Thursday, April 30, 2015

Neil L. Andersen on seeing God's hand and help in our lives

Elder Neil L. Andersen (1951- ) served as a Seventy beginning in 1993, and was called to the Quorum of Twelve Apostles in 2009 (the most recent member called).
"Although the Lord reassures us again and again that we 'need not fear' (D&C 10:55), keeping a clear perspective and seeing beyond this world is not always easy when we are in the midst of trials....
"Seeing and believing the Lord's miracles in establishing His kingdom on earth can help us see and believe that the Lord's hand is at work in our own lives as well....
"Sometimes we can see the hand of the Lord in the lives of others but wonder, 'How can I more clearly see His hand in my own life?' ...
"Remember the young man who cried out to the prophet Elisha as they were surrounded by enemies: 'Alas, [what] shall we do?' (2 Kings 6:15)
"Elisha answered:
"'Fear not: for they that be with us are more than they that be with them.
"'[Then] Elisha prayed, ... Lord, ... open his eyes, that he may see. And the Lord [did open] the eyes of the young man; and he [did see that] the mountain was full of horses and chariots of fire.' (2 Kings 6:16–17)
"As you keep the commandments and pray in faith to see the Lord's hand in your life, I promise you that He will open your spiritual eyes even wider, and you will see more clearly that you are not alone."
- Neil L. Andersen, "Thy Kingdom Come," General Conference, April 2015
Click here to read the full talk

Elder Andersen's assertion is that seeing and recognizing God's hand in the lives of others, or in the events of the Restoration and other world situations, leads us to see and recognize His hand in our own lives. I believe that is true! One of the blessings and privileges of serving in the Church is that you are often exposed to that kind of divine intervention. I have often been blessed as I've seen the hand of God at work around me.

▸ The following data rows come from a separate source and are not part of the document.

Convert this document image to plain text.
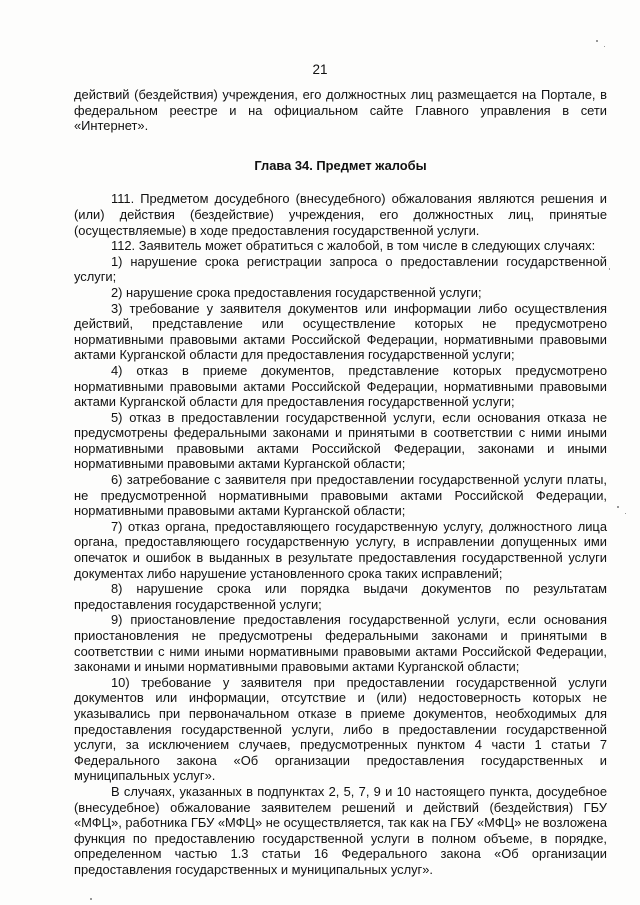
21

действий (бездействия) учреждения, его должностных лиц размещается на Портале, в федеральном реестре и на официальном сайте Главного управления в сети «Интернет».

Глава 34. Предмет жалобы

111. Предметом досудебного (внесудебного) обжалования являются решения и (или) действия (бездействие) учреждения, его должностных лиц, принятые (осуществляемые) в ходе предоставления государственной услуги.

112. Заявитель может обратиться с жалобой, в том числе в следующих случаях:

1) нарушение срока регистрации запроса о предоставлении государственной услуги;

2) нарушение срока предоставления государственной услуги;

3) требование у заявителя документов или информации либо осуществления действий, представление или осуществление которых не предусмотрено нормативными правовыми актами Российской Федерации, нормативными правовыми актами Курганской области для предоставления государственной услуги;

4) отказ в приеме документов, представление которых предусмотрено нормативными правовыми актами Российской Федерации, нормативными правовыми актами Курганской области для предоставления государственной услуги;

5) отказ в предоставлении государственной услуги, если основания отказа не предусмотрены федеральными законами и принятыми в соответствии с ними иными нормативными правовыми актами Российской Федерации, законами и иными нормативными правовыми актами Курганской области;

6) затребование с заявителя при предоставлении государственной услуги платы, не предусмотренной нормативными правовыми актами Российской Федерации, нормативными правовыми актами Курганской области;

7) отказ органа, предоставляющего государственную услугу, должностного лица органа, предоставляющего государственную услугу, в исправлении допущенных ими опечаток и ошибок в выданных в результате предоставления государственной услуги документах либо нарушение установленного срока таких исправлений;

8) нарушение срока или порядка выдачи документов по результатам предоставления государственной услуги;

9) приостановление предоставления государственной услуги, если основания приостановления не предусмотрены федеральными законами и принятыми в соответствии с ними иными нормативными правовыми актами Российской Федерации, законами и иными нормативными правовыми актами Курганской области;

10) требование у заявителя при предоставлении государственной услуги документов или информации, отсутствие и (или) недостоверность которых не указывались при первоначальном отказе в приеме документов, необходимых для предоставления государственной услуги, либо в предоставлении государственной услуги, за исключением случаев, предусмотренных пунктом 4 части 1 статьи 7 Федерального закона «Об организации предоставления государственных и муниципальных услуг».

В случаях, указанных в подпунктах 2, 5, 7, 9 и 10 настоящего пункта, досудебное (внесудебное) обжалование заявителем решений и действий (бездействия) ГБУ «МФЦ», работника ГБУ «МФЦ» не осуществляется, так как на ГБУ «МФЦ» не возложена функция по предоставлению государственной услуги в полном объеме, в порядке, определенном частью 1.3 статьи 16 Федерального закона «Об организации предоставления государственных и муниципальных услуг».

The brief story about Elijah and the "young man" is one if my favorites from the Old Testament. I have enjoyed pondering the imagery of the prophet mentoring the youth in word; but then praying for him that he might see and understand. The teacher knew he had a responsibility greater than just "preaching" — he wanted to make sure the message was received and understood, and so he devoted spiritual efforts in addition to his physical ones.  God then was the one who intervened, and opened the eyes of the boy.